METHODS: Left ventricular dP/dt was invasively measured in 10 CHF patients (NYHA class ≥ 3; EF < 25%) during incremental AAI and CRT pacing at 70,90,110 and 130 bpm, with and without continuous infusion of intravenous dobutamine (DOB:5μg/kg/min) at BL and at FU. Serial left ventricular endomyocardial β1-AR gene expression was measured using quantitative reverse transcriptase polymerase chain reaction.

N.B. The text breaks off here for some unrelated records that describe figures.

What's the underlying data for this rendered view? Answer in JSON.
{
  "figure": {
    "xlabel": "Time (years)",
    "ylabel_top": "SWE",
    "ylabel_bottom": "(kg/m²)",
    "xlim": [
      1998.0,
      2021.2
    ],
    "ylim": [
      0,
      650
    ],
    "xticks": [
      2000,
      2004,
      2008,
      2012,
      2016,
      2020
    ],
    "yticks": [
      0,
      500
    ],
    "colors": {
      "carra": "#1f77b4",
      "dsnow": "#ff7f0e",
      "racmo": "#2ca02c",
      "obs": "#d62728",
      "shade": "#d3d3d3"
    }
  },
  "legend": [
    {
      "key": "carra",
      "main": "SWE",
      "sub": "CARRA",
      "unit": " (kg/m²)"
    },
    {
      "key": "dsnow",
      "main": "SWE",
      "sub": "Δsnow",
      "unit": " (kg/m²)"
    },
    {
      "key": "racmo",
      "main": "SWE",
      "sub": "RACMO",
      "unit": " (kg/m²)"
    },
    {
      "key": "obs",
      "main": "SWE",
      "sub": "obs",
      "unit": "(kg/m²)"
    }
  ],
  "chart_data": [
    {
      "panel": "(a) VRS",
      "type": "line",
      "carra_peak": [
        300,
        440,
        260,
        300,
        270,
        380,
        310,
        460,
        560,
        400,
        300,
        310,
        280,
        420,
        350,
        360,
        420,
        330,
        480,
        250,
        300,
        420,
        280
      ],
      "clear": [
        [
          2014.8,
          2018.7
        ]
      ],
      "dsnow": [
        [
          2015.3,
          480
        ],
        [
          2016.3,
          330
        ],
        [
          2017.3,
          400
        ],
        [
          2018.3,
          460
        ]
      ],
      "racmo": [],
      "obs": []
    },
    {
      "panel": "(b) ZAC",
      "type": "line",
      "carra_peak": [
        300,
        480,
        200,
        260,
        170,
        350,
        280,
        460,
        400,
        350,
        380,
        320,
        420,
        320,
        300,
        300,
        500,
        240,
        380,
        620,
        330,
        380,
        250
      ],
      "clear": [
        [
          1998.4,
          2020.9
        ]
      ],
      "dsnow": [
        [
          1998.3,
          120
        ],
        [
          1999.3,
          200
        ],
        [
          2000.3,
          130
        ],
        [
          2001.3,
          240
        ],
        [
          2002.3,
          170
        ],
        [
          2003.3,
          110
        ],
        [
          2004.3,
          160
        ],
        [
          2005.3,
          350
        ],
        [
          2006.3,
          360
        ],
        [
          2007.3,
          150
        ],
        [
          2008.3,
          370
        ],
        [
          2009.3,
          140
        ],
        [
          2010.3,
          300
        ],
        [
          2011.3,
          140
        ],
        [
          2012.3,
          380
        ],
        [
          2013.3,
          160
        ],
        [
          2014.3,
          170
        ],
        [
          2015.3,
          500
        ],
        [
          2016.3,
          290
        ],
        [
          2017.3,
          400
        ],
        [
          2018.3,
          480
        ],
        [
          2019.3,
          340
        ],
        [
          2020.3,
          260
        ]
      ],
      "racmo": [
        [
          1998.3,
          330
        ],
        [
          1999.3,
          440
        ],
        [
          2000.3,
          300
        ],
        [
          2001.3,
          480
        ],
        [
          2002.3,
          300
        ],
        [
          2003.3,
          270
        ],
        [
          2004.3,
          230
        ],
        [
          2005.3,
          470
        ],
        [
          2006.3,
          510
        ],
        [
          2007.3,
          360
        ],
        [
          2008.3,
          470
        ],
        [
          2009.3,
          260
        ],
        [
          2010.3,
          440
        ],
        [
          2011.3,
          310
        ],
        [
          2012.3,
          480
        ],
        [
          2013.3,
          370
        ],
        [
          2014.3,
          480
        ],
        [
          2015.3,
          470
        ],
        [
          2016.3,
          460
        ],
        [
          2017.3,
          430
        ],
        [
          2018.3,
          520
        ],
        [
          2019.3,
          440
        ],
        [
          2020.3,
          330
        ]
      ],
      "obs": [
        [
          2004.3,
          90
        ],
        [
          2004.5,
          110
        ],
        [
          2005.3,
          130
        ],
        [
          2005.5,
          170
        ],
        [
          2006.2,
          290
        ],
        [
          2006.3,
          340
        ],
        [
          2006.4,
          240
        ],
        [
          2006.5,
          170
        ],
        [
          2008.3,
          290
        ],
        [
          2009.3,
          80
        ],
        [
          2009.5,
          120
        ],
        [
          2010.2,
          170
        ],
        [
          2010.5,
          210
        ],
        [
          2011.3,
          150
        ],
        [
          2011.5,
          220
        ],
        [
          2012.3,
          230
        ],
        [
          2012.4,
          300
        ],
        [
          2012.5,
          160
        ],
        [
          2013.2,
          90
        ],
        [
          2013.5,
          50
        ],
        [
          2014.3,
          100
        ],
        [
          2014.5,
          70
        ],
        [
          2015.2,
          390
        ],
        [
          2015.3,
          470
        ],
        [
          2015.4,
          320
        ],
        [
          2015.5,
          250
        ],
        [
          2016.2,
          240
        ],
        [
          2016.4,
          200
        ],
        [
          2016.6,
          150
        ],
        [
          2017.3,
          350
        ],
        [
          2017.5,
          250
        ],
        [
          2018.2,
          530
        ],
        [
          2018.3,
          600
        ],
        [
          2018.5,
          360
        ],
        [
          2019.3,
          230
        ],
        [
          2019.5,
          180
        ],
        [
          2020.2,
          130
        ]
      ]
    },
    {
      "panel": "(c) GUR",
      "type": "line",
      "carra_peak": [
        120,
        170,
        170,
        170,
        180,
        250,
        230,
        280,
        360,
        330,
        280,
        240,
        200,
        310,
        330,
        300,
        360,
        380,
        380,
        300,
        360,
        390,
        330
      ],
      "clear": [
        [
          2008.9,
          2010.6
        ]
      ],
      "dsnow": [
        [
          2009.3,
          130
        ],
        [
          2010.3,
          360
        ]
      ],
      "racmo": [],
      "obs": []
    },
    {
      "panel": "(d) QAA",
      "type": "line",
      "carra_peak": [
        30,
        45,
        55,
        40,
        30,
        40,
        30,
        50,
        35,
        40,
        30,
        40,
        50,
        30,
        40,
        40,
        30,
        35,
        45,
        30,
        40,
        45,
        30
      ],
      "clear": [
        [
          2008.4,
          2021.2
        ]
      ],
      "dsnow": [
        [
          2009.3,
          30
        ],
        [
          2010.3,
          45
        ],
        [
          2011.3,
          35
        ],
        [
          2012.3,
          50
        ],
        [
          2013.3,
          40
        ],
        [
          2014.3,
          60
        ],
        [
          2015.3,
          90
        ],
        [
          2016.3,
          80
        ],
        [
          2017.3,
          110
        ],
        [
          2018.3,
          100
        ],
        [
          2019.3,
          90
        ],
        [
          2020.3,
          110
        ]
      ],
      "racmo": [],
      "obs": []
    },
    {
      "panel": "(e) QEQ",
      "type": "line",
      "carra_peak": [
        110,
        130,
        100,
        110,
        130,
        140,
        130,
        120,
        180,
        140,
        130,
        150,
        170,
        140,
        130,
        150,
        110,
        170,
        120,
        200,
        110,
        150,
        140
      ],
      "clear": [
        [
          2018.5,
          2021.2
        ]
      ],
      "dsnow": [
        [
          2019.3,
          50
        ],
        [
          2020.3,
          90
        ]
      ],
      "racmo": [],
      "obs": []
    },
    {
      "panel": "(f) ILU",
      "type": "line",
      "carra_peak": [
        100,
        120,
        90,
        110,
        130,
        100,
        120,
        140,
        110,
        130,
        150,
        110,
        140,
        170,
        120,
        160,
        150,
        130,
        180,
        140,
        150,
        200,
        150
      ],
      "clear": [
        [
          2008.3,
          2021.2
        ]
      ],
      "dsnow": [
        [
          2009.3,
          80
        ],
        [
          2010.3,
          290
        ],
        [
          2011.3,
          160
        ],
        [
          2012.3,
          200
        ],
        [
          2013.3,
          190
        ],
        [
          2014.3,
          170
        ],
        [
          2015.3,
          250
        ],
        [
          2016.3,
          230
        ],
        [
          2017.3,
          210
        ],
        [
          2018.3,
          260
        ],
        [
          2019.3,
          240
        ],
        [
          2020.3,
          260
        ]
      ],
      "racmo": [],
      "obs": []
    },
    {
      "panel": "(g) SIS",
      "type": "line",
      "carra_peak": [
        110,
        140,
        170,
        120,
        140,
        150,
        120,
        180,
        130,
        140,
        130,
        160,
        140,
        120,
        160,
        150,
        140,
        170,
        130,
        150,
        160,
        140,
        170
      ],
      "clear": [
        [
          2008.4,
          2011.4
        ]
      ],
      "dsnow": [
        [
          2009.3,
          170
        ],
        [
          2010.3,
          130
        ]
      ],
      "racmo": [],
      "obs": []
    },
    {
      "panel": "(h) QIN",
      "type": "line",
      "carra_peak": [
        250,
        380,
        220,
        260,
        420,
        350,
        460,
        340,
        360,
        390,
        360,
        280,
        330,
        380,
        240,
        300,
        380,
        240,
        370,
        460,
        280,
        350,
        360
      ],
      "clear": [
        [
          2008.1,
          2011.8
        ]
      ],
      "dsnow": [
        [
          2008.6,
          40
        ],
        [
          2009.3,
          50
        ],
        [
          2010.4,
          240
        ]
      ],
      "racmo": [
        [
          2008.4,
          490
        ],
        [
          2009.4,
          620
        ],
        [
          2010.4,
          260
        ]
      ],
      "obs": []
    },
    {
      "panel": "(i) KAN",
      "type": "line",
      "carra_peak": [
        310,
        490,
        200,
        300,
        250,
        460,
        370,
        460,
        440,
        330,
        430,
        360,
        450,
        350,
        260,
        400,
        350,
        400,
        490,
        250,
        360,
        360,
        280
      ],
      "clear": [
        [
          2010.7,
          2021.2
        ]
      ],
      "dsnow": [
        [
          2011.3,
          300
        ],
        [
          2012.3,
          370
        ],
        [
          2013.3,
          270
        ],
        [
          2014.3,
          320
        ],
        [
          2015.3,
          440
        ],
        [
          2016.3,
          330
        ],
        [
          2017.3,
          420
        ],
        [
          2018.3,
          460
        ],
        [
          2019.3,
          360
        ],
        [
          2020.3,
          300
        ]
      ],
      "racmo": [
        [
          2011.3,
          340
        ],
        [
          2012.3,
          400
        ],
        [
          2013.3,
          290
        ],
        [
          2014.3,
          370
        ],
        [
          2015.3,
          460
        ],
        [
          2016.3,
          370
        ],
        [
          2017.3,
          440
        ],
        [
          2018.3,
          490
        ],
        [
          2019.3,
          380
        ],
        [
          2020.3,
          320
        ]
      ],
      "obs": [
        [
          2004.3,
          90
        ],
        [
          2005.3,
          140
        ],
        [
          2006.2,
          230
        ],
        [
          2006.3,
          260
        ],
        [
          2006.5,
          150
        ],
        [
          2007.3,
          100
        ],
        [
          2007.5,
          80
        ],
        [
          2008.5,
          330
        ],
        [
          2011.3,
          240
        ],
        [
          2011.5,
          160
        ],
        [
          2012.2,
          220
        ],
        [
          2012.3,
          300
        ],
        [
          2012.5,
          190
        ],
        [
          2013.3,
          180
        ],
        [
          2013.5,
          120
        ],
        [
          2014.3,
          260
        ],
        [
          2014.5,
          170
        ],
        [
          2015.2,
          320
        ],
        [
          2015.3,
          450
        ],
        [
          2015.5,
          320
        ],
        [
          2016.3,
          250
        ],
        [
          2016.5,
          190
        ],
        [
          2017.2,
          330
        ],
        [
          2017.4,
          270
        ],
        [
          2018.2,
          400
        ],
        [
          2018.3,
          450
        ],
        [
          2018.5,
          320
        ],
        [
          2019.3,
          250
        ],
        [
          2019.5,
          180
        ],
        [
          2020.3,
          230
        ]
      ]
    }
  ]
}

RESULTS: In the absence of DOB, CRT resulted in a significant upward shift of the force-frequency relation (FFR) at BL (p<0.01) as compared with AAI which was futher potentiated at FU. DOB not only shifted the FFR upwards but also increased the slope of the FFR (p<0.05) suggesting not only force augmentation but also force amplification. At FU the DOB induced augmentation was significantly higher compared to BL (p<0.01) and paralleled a significant upregulation of the β1-AR gene expression (p=0.02).
CONCLUSIONS: CRT is associated with an acute upward shift in FFR and with a recruitment in MCR which is clearly enhanced after four months. The restoration of the adrenergic control of the FFR at four months might be the result of CRT induced molecular remodeling with upregulation of β1-AR.